BBC One's From Darkness (**) could have done with a bit of Jekyll's comic-book panache, but it ended without ever finding a convincing purpose in life. It just grew increasingly miserable and aimless, as the story meandered about trying to decide whodiddit.

This was a thankless task for Anne-Marie Duff in the lead role of Claire Church, supposedly a retired policewoman now somehow re-empowered to charge around questioning people and examining evidence because her ex-boyfriend DCI John Hind (Johnny Harris, pictured above with Duff) had decided it was a good idea. In episode three, she had one opportunity to throw off her straitjacket of misery and guilt, when she and Hind crashed a wedding party to interrogate a suspect. Church suddenly underwent a Jekyll and Hyde-style transformation under the influence of booze and prescription drugs, but it just looked like they'd cut in a scene from a different programme. The one reviewed above, perhaps.

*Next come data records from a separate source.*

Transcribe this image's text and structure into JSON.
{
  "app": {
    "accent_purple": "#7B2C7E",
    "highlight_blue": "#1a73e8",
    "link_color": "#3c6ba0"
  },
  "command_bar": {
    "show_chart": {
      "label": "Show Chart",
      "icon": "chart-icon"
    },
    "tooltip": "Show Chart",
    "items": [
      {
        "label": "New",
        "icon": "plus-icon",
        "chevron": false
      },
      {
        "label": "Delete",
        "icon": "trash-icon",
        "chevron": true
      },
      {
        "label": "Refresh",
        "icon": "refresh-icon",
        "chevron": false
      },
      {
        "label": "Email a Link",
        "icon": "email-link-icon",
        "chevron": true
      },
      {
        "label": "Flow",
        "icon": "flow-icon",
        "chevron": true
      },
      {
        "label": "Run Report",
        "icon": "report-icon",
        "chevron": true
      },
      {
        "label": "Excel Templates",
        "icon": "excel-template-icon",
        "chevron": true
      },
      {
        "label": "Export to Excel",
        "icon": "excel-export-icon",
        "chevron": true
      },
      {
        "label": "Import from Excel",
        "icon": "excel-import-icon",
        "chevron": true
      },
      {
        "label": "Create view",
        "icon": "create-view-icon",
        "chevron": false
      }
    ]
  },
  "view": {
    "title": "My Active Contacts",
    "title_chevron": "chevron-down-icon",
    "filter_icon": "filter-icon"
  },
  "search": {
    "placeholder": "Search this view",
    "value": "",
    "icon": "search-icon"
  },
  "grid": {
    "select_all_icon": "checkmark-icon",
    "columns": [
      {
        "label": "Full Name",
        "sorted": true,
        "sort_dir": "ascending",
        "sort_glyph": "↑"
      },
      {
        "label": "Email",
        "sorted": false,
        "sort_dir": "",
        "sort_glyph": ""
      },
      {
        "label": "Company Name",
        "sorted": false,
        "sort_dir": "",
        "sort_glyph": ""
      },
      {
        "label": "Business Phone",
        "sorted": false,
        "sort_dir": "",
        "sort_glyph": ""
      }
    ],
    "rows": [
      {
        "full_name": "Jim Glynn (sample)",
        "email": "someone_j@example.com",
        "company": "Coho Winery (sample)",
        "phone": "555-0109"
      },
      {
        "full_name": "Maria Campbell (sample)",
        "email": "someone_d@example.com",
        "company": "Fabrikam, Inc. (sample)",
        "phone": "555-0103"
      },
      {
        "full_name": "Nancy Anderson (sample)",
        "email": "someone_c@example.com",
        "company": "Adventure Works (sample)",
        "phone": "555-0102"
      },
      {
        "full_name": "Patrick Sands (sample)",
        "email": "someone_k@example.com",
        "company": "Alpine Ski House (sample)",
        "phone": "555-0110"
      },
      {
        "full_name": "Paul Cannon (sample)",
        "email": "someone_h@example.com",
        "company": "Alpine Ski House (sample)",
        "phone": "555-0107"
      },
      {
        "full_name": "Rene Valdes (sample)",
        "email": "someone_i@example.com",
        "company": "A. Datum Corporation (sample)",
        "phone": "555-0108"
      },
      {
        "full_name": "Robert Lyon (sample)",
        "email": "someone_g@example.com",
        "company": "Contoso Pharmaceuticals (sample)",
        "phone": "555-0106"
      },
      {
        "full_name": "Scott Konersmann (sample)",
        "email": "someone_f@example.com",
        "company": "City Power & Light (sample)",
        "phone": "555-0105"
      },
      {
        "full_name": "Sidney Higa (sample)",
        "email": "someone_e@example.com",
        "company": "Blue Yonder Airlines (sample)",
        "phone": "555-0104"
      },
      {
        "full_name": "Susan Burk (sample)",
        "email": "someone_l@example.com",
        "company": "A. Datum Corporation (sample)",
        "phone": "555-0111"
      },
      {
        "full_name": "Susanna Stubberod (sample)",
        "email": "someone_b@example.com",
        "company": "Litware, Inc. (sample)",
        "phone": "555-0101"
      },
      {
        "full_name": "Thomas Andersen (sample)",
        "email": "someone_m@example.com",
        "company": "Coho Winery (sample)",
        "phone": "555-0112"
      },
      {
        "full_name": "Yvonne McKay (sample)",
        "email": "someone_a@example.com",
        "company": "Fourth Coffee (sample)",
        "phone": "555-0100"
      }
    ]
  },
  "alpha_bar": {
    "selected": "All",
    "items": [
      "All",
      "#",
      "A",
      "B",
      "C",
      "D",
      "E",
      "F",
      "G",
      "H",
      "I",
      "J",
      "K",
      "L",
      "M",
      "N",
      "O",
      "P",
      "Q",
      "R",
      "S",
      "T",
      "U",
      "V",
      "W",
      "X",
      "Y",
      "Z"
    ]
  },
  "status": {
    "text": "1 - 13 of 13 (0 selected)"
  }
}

Having brought back the traumatised Church from her exile on a Scottish island, the show led a curious double life as it bounced between the Western Isles and Manchester, never making a meaningful bridge between the two. Sometimes Church was committed to her understandably baffled partner Norrie (Richard Rankin), then suddenly she was off snogging with Hind, an unprepossessing slob who should have been tied in a sack and left out for recycling.

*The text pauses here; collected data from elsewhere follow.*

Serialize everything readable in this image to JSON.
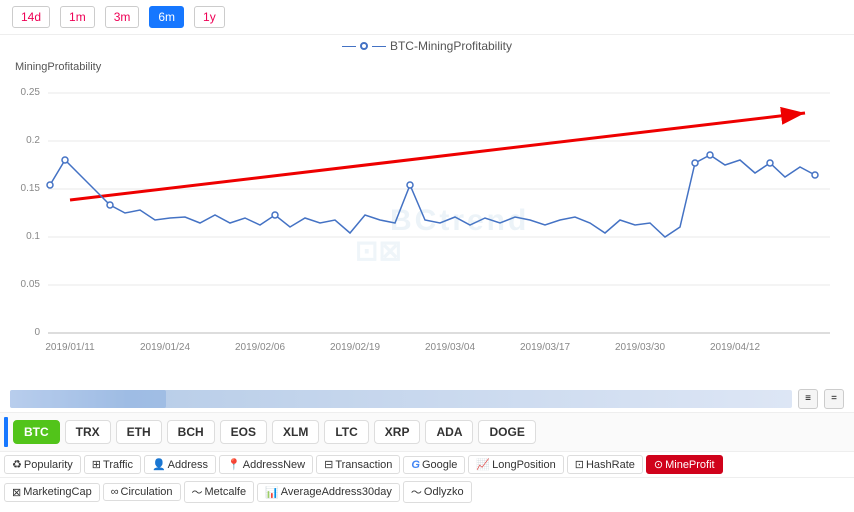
{
  "timeButtons": [
    "14d",
    "1m",
    "3m",
    "6m",
    "1y"
  ],
  "activeTime": "6m",
  "chartTitle": "BTC-MiningProfitability",
  "yAxisLabel": "MiningProfitability",
  "yAxisValues": [
    "0.25",
    "0.2",
    "0.15",
    "0.1",
    "0.05",
    "0"
  ],
  "xAxisDates": [
    "2019/01/11",
    "2019/01/24",
    "2019/02/06",
    "2019/02/19",
    "2019/03/04",
    "2019/03/17",
    "2019/03/30",
    "2019/04/12"
  ],
  "watermark": "BCtrend",
  "coins": [
    "BTC",
    "TRX",
    "ETH",
    "BCH",
    "EOS",
    "XLM",
    "LTC",
    "XRP",
    "ADA",
    "DOGE"
  ],
  "activeCoin": "BTC",
  "metrics1": [
    {
      "icon": "♻",
      "label": "Popularity"
    },
    {
      "icon": "⊞",
      "label": "Traffic"
    },
    {
      "icon": "👤",
      "label": "Address"
    },
    {
      "icon": "📍",
      "label": "AddressNew"
    },
    {
      "icon": "⊟",
      "label": "Transaction"
    },
    {
      "icon": "G",
      "label": "Google"
    },
    {
      "icon": "📈",
      "label": "LongPosition"
    },
    {
      "icon": "⊡",
      "label": "HashRate"
    },
    {
      "icon": "⊙",
      "label": "MineProfit"
    }
  ],
  "metrics2": [
    {
      "icon": "⊠",
      "label": "MarketingCap"
    },
    {
      "icon": "∞",
      "label": "Circulation"
    },
    {
      "icon": "〜",
      "label": "Metcalfe"
    },
    {
      "icon": "📊",
      "label": "AverageAddress30day"
    },
    {
      "icon": "〜",
      "label": "Odlyzko"
    }
  ],
  "miniControls": [
    "≡",
    "="
  ]
}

The series was supposed to offer a female-orientated perspective on the too-familiar theme of the serial murders of women, but still served up the de rigueur ration of bound and mutilated corpses, while having as a killer a middle-aged man (Jim Cartwright as Roy Marsh, pictured above) scarred mentally and physically by his mother's attempt to abort him felt gratuitously grotesque. For gender balance, there was a female perp too, who hastened From Darkness to its melodramatic and wholly implausible conclusion. File under misfire.